Entre el 4.0 y el punto muerto

Manoli Sío Dopeso
M. Sío Dopeso SERENDIPIA

OPINIÓN

Luis Carlos Llera

05 jul 2019 . Actualizado a las 12:13 h.

Juan tiene 51 años, una hija acabando Traducción e Interpretación en la Universidad de Vigo, y un hijo empezando Ingeniaría Industrial. Su mujer es dependienta y sus 1.000 euros mensuales serán los ingresos más seguros que entren en casa a partir de ahora, porque Juan es uno de los 73 trabajadores de Vulcano que se ha quedado sin trabajo, tras el expediente de liquidación solicitado por el histórico astillero vigués. Ya no habrá coche nuevo, ni reforma de la cocina. Pero no es solo su problema. Cada vez que una empresa echa el cierre en Galicia todos nos empobrecemos.

El final de Vulcano era inevitable tras casi una década de agonía. Su cierre es una pérdida irreparable, porque con este astillero se van cien años de la mejor construcción naval gallega.

Muerta una empresa, además de llorarla y enterrarla, debería ser obligado someterla a una autopsia.

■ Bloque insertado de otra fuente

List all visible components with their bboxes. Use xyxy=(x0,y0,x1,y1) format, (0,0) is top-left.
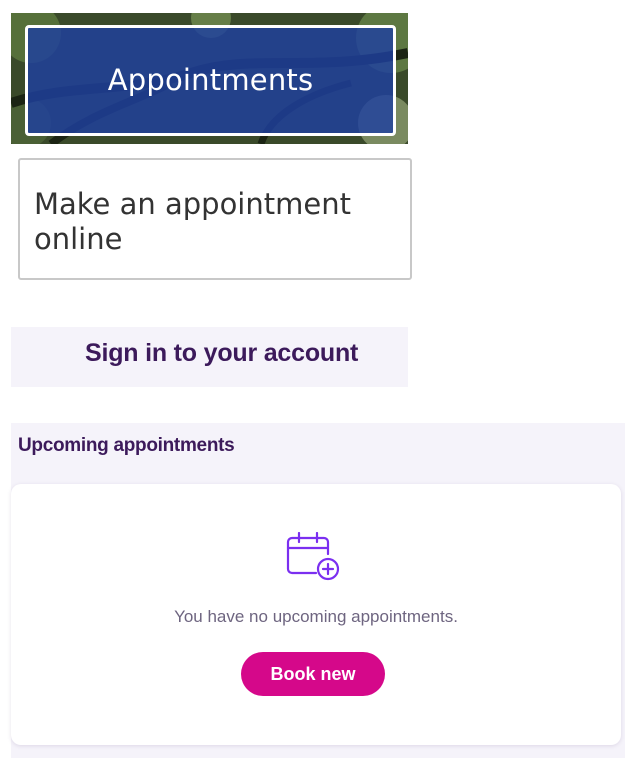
sign-in-bar: Sign in to your account xyxy=(11,327,408,387)
calendar-add-icon xyxy=(286,532,340,581)
hero-banner: Appointments xyxy=(11,13,408,144)
upcoming-appointments-section: Upcoming appointments You have no upcomi… xyxy=(11,423,625,758)
sign-in-link[interactable]: Sign in to your account xyxy=(85,339,358,368)
empty-appointments-card: You have no upcoming appointments. Book … xyxy=(11,484,621,745)
no-appointments-message: You have no upcoming appointments. xyxy=(174,607,458,626)
hero-title: Appointments xyxy=(107,62,314,97)
book-new-button[interactable]: Book new xyxy=(241,652,385,696)
make-appointment-card[interactable]: Make an appointment online xyxy=(18,158,412,280)
make-appointment-title[interactable]: Make an appointment online xyxy=(34,187,394,257)
hero-title-box: Appointments xyxy=(25,25,396,136)
upcoming-appointments-heading: Upcoming appointments xyxy=(18,435,235,456)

Cuánto aprenderíamos para evitar que los mismos errores se siguieran cometiendo, para mantener a salvo el tejido productivo que queda en pie.

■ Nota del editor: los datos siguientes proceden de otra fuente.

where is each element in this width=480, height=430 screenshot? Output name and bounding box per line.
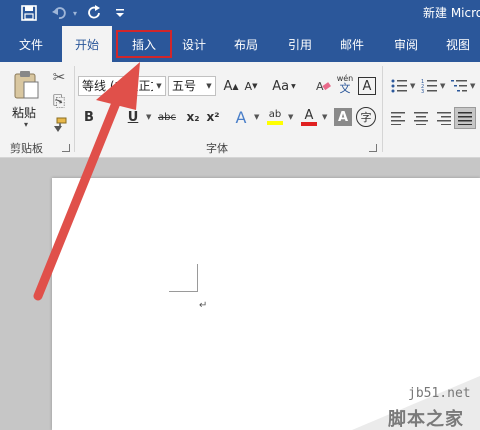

Pero no aprendemos, y la historia se repite también una y otra vez en las cuatro provincias gallegas, pero en especial en el eje atlántico Vigo-A Coruña, en donde se concentra el 60 % del PIB gallego. La Artística, La Cros, la Fábrica de Tabacos, Caramelo, T-Solar, Alfageme, Valeo, Draka, Prevent, Treves, Pórtico, Donuts, Elnosa... son parte reciente de esa historia de fracasos industriales y de dramas humanos enterrados sin autopsia y sin la lección aprendida.

El cierre de una industria es un drama, pero también puede serlo una mala venta, un factor de alto riesgo que planea en estos momentos sobre importantes unidades productivas instaladas en Galicia, de las que Alcoa es el referente, pero no hay que olvidar la reciente adquisición de Iberconsa, el segundo mayor grupo pesquero gallego que hace un par de meses protagonizó la mayor compra de una empresa gallega por parte de un fondo inversor: nada menos que 550 millones de euros pagaron. ¿Una buena noticia? Tal vez sí, pero cuando un fondo especulador toma una empresa solo lo hace por un motivo: dinero. Su compromiso con el tejido industrial, con la masa laboral y con el entorno es cero, y en el momento en que la cuenta de resultados deje de ser satisfactoria se irán por donde han venido, en busca de un nuevo objetivo al que explotar.

No debería de ser ese el modelo de supervivencia por el que apueste la empresa gallega, sino por la implantación de nuevas unidades productivas y de inversores que apuesten por crecer aquí. Nada de esto cae del cielo.

Hoy la inversión industrial se mueve por algo llamado costes de producción. Su fidelidad a un territorio, a un país, es tan voluble como interesada. Se deja querer por subvenciones, incentivos pero, sobre todo, por un entorno regional pujante y competitivo. ¿Es ese territorio Galicia? Cuatro décadas de desmantelamiento industrial, sin que el cierre de unas fábricas haya ido acompasado por la apertura de nuevos o diferentes centros de producción, permiten deducir que no.